Results indicate that the sex workers were the ones to negotiate condom use in the vast majority of transactions, whereas clients suggested condom use only in 152 of the 3,485 transactions that used condoms. Of the transactions that did not use condoms at all, results indicate that 66 percent of these transactions were because a client suggested not using a condom. However, if a sex worker suggested not using a condom, clients were given a 20 percent discount. This discount reflects the sex workers’ preferences for greater risk over the clients preferred non–condom use.

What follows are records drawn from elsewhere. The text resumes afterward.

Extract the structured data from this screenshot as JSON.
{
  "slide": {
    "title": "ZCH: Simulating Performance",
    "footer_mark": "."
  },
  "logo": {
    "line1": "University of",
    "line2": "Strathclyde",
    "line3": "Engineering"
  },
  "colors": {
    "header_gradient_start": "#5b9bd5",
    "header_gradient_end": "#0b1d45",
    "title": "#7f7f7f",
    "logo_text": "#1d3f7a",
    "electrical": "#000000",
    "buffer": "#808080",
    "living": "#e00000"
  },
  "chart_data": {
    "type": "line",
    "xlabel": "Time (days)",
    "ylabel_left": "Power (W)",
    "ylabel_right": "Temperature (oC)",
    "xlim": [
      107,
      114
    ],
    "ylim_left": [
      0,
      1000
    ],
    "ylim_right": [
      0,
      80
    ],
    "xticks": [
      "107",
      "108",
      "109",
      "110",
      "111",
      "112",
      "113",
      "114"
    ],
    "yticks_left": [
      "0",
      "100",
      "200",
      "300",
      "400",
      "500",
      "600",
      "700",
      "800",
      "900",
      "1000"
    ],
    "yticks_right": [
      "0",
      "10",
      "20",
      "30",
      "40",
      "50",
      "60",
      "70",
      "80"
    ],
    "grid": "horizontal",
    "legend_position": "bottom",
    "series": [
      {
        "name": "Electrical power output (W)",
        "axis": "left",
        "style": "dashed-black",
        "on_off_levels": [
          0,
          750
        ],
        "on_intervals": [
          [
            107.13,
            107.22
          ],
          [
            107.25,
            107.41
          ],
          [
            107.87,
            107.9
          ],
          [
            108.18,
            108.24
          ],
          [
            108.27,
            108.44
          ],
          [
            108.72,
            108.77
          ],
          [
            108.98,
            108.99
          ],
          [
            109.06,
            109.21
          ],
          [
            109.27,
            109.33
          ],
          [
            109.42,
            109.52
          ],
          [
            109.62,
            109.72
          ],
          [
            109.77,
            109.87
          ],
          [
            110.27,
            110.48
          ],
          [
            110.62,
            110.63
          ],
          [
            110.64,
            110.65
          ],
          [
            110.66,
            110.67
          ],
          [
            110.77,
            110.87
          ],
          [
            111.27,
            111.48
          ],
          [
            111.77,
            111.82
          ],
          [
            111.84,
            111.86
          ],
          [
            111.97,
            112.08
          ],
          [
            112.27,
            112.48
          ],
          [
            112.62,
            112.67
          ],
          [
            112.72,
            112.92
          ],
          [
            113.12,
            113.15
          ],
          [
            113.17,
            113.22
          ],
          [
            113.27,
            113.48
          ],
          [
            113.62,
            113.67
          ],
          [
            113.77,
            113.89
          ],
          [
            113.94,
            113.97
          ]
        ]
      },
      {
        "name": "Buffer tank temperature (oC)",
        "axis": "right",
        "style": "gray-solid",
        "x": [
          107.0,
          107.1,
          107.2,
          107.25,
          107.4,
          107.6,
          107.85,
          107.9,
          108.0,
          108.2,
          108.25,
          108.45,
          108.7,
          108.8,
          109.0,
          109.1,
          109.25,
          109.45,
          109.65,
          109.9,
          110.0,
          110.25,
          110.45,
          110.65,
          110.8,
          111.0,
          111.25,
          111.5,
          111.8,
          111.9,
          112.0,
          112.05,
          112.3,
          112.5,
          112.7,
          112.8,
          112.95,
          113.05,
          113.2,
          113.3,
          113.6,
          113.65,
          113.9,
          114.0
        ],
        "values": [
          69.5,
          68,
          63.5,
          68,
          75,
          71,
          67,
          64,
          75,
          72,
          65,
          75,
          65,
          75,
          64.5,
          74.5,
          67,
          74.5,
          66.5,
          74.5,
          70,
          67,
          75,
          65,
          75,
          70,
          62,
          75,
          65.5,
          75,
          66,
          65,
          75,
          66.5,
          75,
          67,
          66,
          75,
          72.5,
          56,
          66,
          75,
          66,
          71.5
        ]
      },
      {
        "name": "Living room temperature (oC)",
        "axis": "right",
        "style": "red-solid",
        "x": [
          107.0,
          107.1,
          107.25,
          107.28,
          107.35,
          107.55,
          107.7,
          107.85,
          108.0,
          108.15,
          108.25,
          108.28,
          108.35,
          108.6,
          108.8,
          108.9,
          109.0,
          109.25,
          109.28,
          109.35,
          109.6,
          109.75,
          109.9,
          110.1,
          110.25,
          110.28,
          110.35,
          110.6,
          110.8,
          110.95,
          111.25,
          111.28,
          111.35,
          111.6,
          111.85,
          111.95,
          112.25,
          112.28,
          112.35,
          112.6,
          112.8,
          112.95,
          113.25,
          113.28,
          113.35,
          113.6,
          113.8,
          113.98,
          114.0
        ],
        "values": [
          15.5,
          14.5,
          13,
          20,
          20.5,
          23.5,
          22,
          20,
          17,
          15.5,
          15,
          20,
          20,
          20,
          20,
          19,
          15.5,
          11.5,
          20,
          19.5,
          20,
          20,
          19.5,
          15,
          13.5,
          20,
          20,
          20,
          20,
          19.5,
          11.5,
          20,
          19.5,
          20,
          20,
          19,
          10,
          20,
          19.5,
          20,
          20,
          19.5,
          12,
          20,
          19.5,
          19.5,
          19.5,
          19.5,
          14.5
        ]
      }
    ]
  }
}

|Condom Used||Condom Not Used|
|Sex worker suggested condom use||Client's WTP not to use a condom < minimum compensation to sex worker to take the risk = Default case||Client's WTP to use a condom > minimum compensation to sex worker to take the risk = Price higher than default case|
|Client suggested condom use||Sex worker's WTP not to use a condom > minimum compensation to sex worker to take the risk = Price lower than default case||Client's WTP for not using a condom > minimum compensation to pay the sex worker to take the risk = Price higher than default case|
The findings from the study suggest that the most effective interventions for reducing HIV and STI transmission through commercial sex will be those that target both the supply side (the sex workers and their agents) and the demand side (the clients) of the market for commercial sex. While continued efforts to educate sex workers about the risks of unprotected sex are recommended, interventions to empower sex workers and to improve their negotiating skills can also serve to increase their bargaining power so that they are able to capture more of their clients’ willingness to pay and increase their incomes. On the demand side, efforts to increase clients’ preference for condom use would involve education on the risks of unsafe sex or marketing the “joy of safe sex to them”. However, while demand side interventions are as important, if not more important than supply side interventions, they are also likely to be considerably more expensive due to the number of clients and the difficulty in identifying and targeting clients of sex workers.